In the 1970s, Roger Butler, an engineer at Imperial Oil and later the first Endowed Chair in Petroleum Engineering at the University of Calgary, invented the steam assisted gravity drainage (SAGD) technique. The method is critical for accessing the estimated 140 billion barrels of bitumen that are too deep to be mined from the surface — comprising about 80 percent of Alberta’s proven oil sands reserves. Using two parallel horizontal wells, steam is injected into the upper well and heated bitumen flows into the lower well. 
As for the future, Gates expects to see new additives such as catalysts and nanoparticles and so-called smart hydraulic fracturing that will increase production of shale oil and gas and heavy oil and bitumen while reducing energy, water use and greenhouse gas emissions. “It’s about having better, more robust processes, not just for the technology in the ground but also for the regulatory and environmental assessments and the social acceptance.”  

Petroleum industry is heavy economic hitter

Canada’s petroleum industry may have lagged historically in game-changing chemical innovation but its economic impact in indisputable. “Over the past five decades, this sector has been the lifeblood of Alberta’s economy,” says Todd Hirsch, chief economist at ATB Financial. As for the national economy, remember the wildfire in May 2016 that ravaged Fort McMurray in northern Alberta?

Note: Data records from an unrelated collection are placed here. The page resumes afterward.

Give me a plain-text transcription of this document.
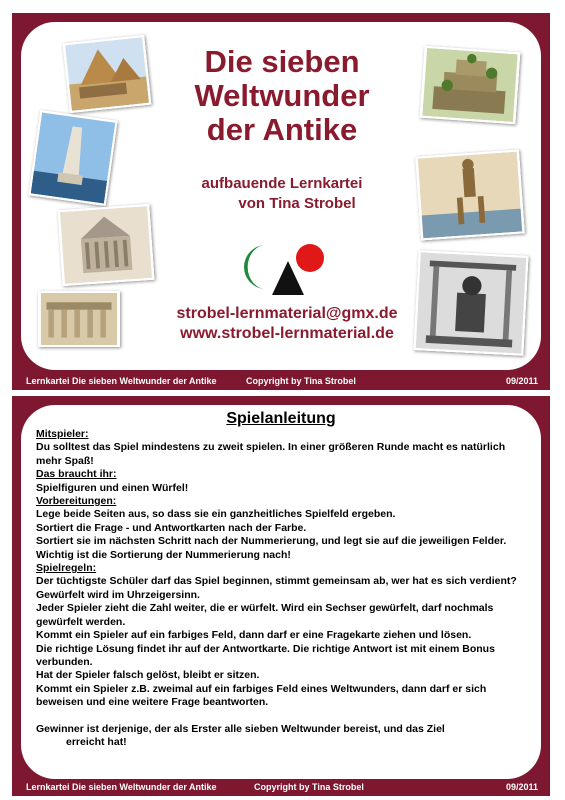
Die sieben
Weltwunder
der Antike
aufbauende Lernkartei
von Tina Strobel
strobel-lernmaterial@gmx.de
www.strobel-lernmaterial.de
Lernkartei Die sieben Weltwunder der Antike	Copyright by Tina Strobel	09/2011
Spielanleitung
Mitspieler:
Du solltest das Spiel mindestens zu zweit spielen. In einer größeren Runde macht es natürlich mehr Spaß!
Das braucht ihr:
Spielfiguren und einen Würfel!
Vorbereitungen:
Lege beide Seiten aus, so dass sie ein ganzheitliches Spielfeld ergeben.
Sortiert die Frage - und Antwortkarten nach der Farbe.
Sortiert sie im nächsten Schritt nach der Nummerierung, und legt sie auf die jeweiligen Felder.
Wichtig ist die Sortierung der Nummerierung nach!
Spielregeln:
Der tüchtigste Schüler darf das Spiel beginnen, stimmt gemeinsam ab, wer hat es sich verdient?
Gewürfelt wird im Uhrzeigersinn.
Jeder Spieler zieht die Zahl weiter, die er würfelt. Wird ein Sechser gewürfelt, darf nochmals gewürfelt werden.
Kommt ein Spieler auf ein farbiges Feld, dann darf er eine Fragekarte ziehen und lösen.
Die richtige Lösung findet ihr auf der Antwortkarte. Die richtige Antwort ist mit einem Bonus verbunden.
Hat der Spieler falsch gelöst, bleibt er sitzen.
Kommt ein Spieler z.B. zweimal auf ein farbiges Feld eines Weltwunders, dann darf er sich beweisen und eine weitere Frage beantworten.
Gewinner ist derjenige, der als Erster alle sieben Weltwunder bereist, und das Ziel
erreicht hat!
Lernkartei Die sieben Weltwunder der Antike	Copyright by Tina Strobel	09/2011
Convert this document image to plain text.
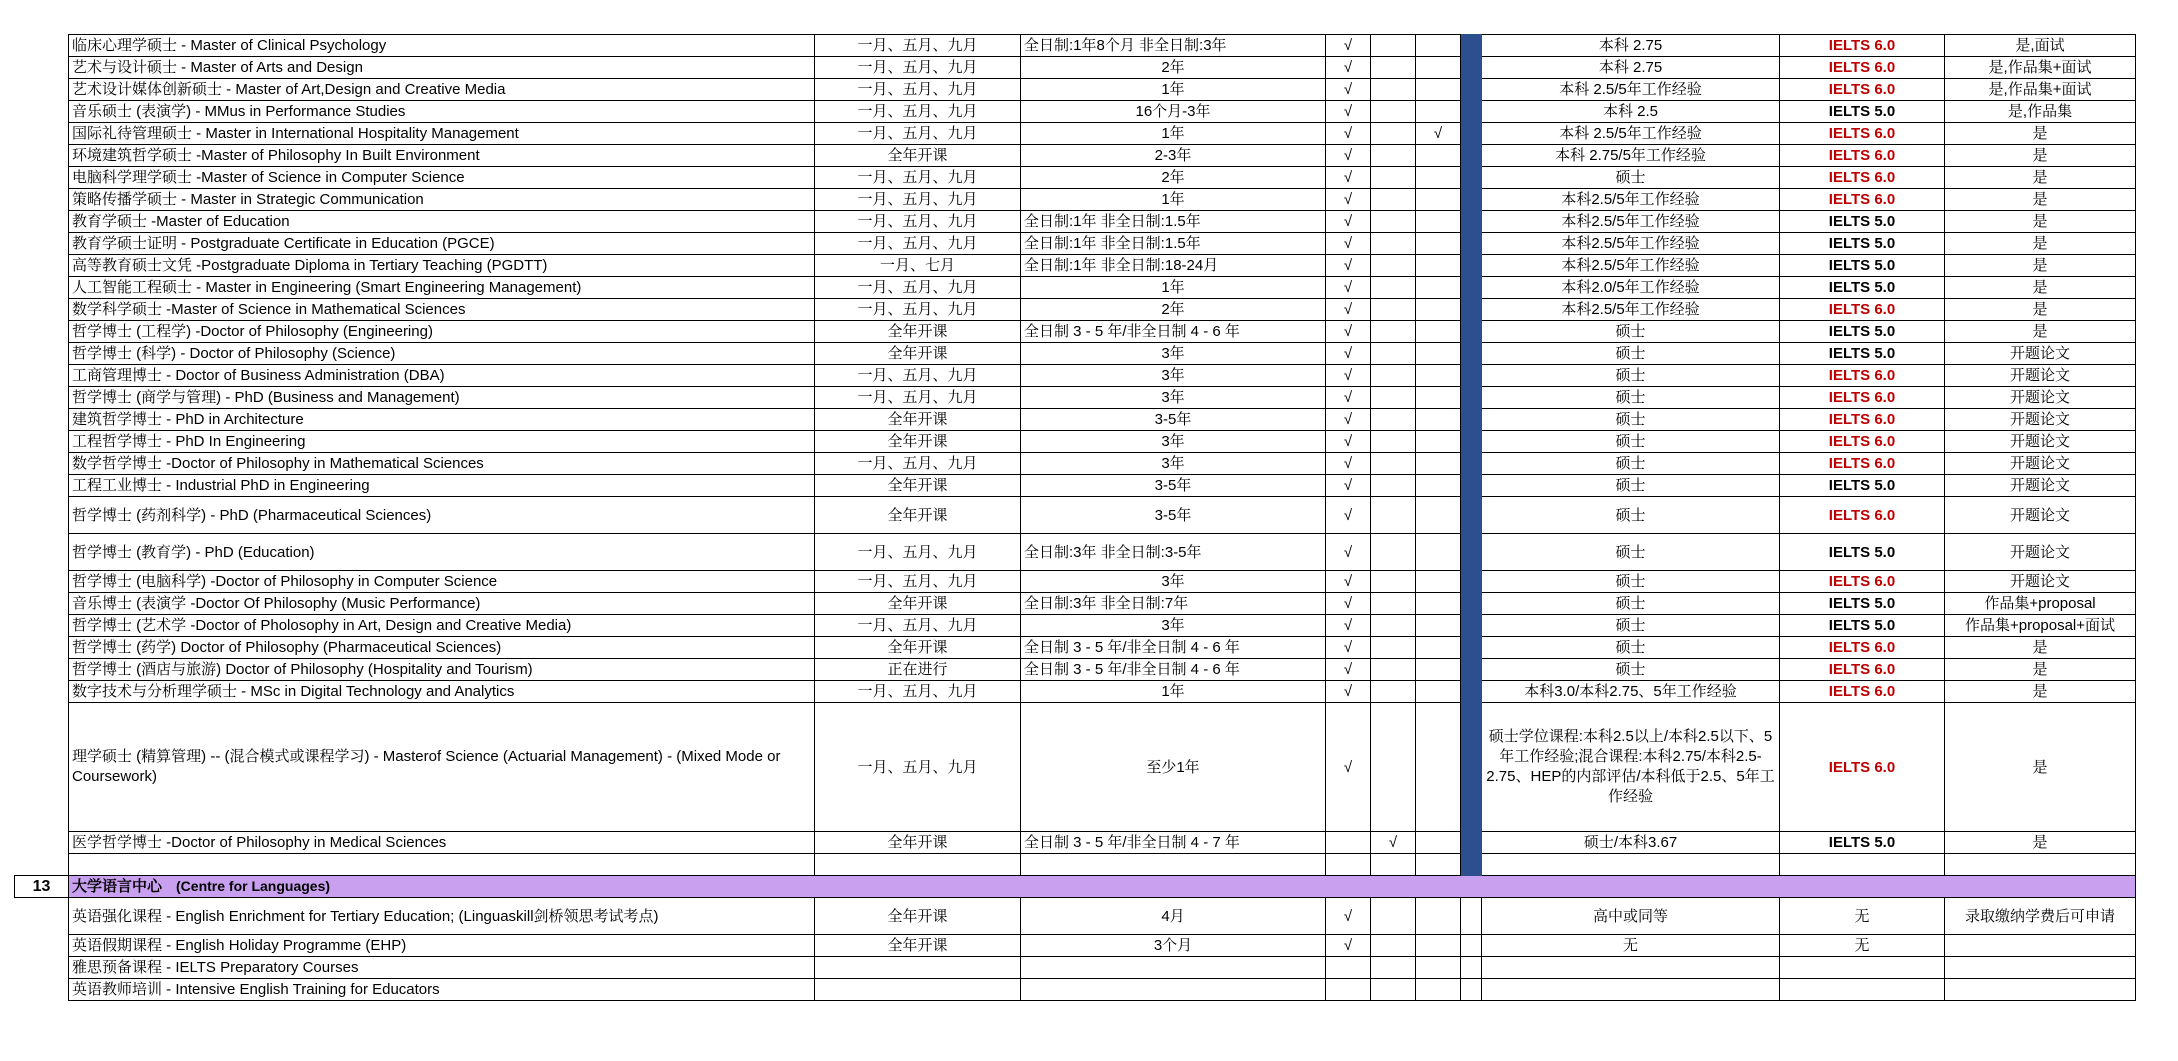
	临床心理学硕士 - Master of Clinical Psychology	一月、五月、九月	全日制:1年8个月 非全日制:3年	√				本科 2.75	IELTS 6.0	是,面试
	艺术与设计硕士 - Master of Arts and Design	一月、五月、九月	2年	√				本科 2.75	IELTS 6.0	是,作品集+面试
	艺术设计媒体创新硕士 - Master of Art,Design and Creative Media	一月、五月、九月	1年	√				本科 2.5/5年工作经验	IELTS 6.0	是,作品集+面试
	音乐硕士 (表演学) - MMus in Performance Studies	一月、五月、九月	16个月-3年	√				本科 2.5	IELTS 5.0	是,作品集
	国际礼待管理硕士 - Master in International Hospitality Management	一月、五月、九月	1年	√		√		本科 2.5/5年工作经验	IELTS 6.0	是
	环境建筑哲学硕士 -Master of Philosophy In Built Environment	全年开课	2-3年	√				本科 2.75/5年工作经验	IELTS 6.0	是
	电脑科学理学硕士 -Master of Science in Computer Science	一月、五月、九月	2年	√				硕士	IELTS 6.0	是
	策略传播学硕士 - Master in Strategic Communication	一月、五月、九月	1年	√				本科2.5/5年工作经验	IELTS 6.0	是
	教育学硕士 -Master of Education	一月、五月、九月	全日制:1年 非全日制:1.5年	√				本科2.5/5年工作经验	IELTS 5.0	是
	教育学硕士证明 - Postgraduate Certificate in Education (PGCE)	一月、五月、九月	全日制:1年 非全日制:1.5年	√				本科2.5/5年工作经验	IELTS 5.0	是
	高等教育硕士文凭 -Postgraduate Diploma in Tertiary Teaching (PGDTT)	一月、七月	全日制:1年 非全日制:18-24月	√				本科2.5/5年工作经验	IELTS 5.0	是
	人工智能工程硕士 - Master in Engineering (Smart Engineering Management)	一月、五月、九月	1年	√				本科2.0/5年工作经验	IELTS 5.0	是
	数学科学硕士 -Master of Science in Mathematical Sciences	一月、五月、九月	2年	√				本科2.5/5年工作经验	IELTS 6.0	是
	哲学博士 (工程学) -Doctor of Philosophy (Engineering)	全年开课	全日制 3 - 5 年/非全日制 4 - 6 年	√				硕士	IELTS 5.0	是
	哲学博士 (科学) - Doctor of Philosophy (Science)	全年开课	3年	√				硕士	IELTS 5.0	开题论文
	工商管理博士 - Doctor of Business Administration (DBA)	一月、五月、九月	3年	√				硕士	IELTS 6.0	开题论文
	哲学博士 (商学与管理) - PhD (Business and Management)	一月、五月、九月	3年	√				硕士	IELTS 6.0	开题论文
	建筑哲学博士 - PhD in Architecture	全年开课	3-5年	√				硕士	IELTS 6.0	开题论文
	工程哲学博士 - PhD In Engineering	全年开课	3年	√				硕士	IELTS 6.0	开题论文
	数学哲学博士 -Doctor of Philosophy in Mathematical Sciences	一月、五月、九月	3年	√				硕士	IELTS 6.0	开题论文
	工程工业博士 - Industrial PhD in Engineering	全年开课	3-5年	√				硕士	IELTS 5.0	开题论文
	哲学博士 (药剂科学) - PhD (Pharmaceutical Sciences)	全年开课	3-5年	√				硕士	IELTS 6.0	开题论文
	哲学博士 (教育学) - PhD (Education)	一月、五月、九月	全日制:3年 非全日制:3-5年	√				硕士	IELTS 5.0	开题论文
	哲学博士 (电脑科学) -Doctor of Philosophy in Computer Science	一月、五月、九月	3年	√				硕士	IELTS 6.0	开题论文
	音乐博士 (表演学 -Doctor Of Philosophy (Music Performance)	全年开课	全日制:3年 非全日制:7年	√				硕士	IELTS 5.0	作品集+proposal
	哲学博士 (艺术学 -Doctor of Pholosophy in Art, Design and Creative Media)	一月、五月、九月	3年	√				硕士	IELTS 5.0	作品集+proposal+面试
	哲学博士 (药学) Doctor of Philosophy (Pharmaceutical Sciences)	全年开课	全日制 3 - 5 年/非全日制 4 - 6 年	√				硕士	IELTS 6.0	是
	哲学博士 (酒店与旅游) Doctor of Philosophy (Hospitality and Tourism)	正在进行	全日制 3 - 5 年/非全日制 4 - 6 年	√				硕士	IELTS 6.0	是
	数字技术与分析理学硕士 - MSc in Digital Technology and Analytics	一月、五月、九月	1年	√				本科3.0/本科2.75、5年工作经验	IELTS 6.0	是
	理学硕士 (精算管理) -- (混合模式或课程学习) - Masterof Science (Actuarial Management) - (Mixed Mode or Coursework)	一月、五月、九月	至少1年	√				硕士学位课程:本科2.5以上/本科2.5以下、5年工作经验;混合课程:本科2.75/本科2.5-2.75、HEP的内部评估/本科低于2.5、5年工作经验	IELTS 6.0	是
	医学哲学博士 -Doctor of Philosophy in Medical Sciences	全年开课	全日制 3 - 5 年/非全日制 4 - 7 年		√			硕士/本科3.67	IELTS 5.0	是

13	大学语言中心 (Centre for Languages)									
	英语强化课程 - English Enrichment for Tertiary Education; (Linguaskill剑桥领思考试考点)	全年开课	4月	√				高中或同等	无	录取缴纳学费后可申请
	英语假期课程 - English Holiday Programme (EHP)	全年开课	3个月	√				无	无	
	雅思预备课程 - IELTS Preparatory Courses									
	英语教师培训 - Intensive English Training for Educators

It forced the temporary shutdown of several oil sands operations: Suncor Energy, Syncrude Canada, Shell Canada, ConocoPhillips Canada, Nexen Energy ULC and Athabasca Oil, knocking 1.2 million barrels a day offline, or more than 40 percent of provincial oil sands production. That was enough to drop Canada’s real gross domestic product by an annualized rate of 1.6 percent during the second quarter, Hirsch says. 

Robert Mansell, academic director and emeritus professor of economics at the School of Public Policy at the University of Calgary, says the oil and gas industry has, on average, accounted for about one-third of all business investment in the country. “It’s the largest private investor in the Canadian economy.” According to the Canadian Petroleum Producers Association, the industry invested $36 billion in 2016, down from a peak of $81 billion in capital projects in 2014. Half of Canada’s exports of goods and services are related to oil and gas, Mansell says.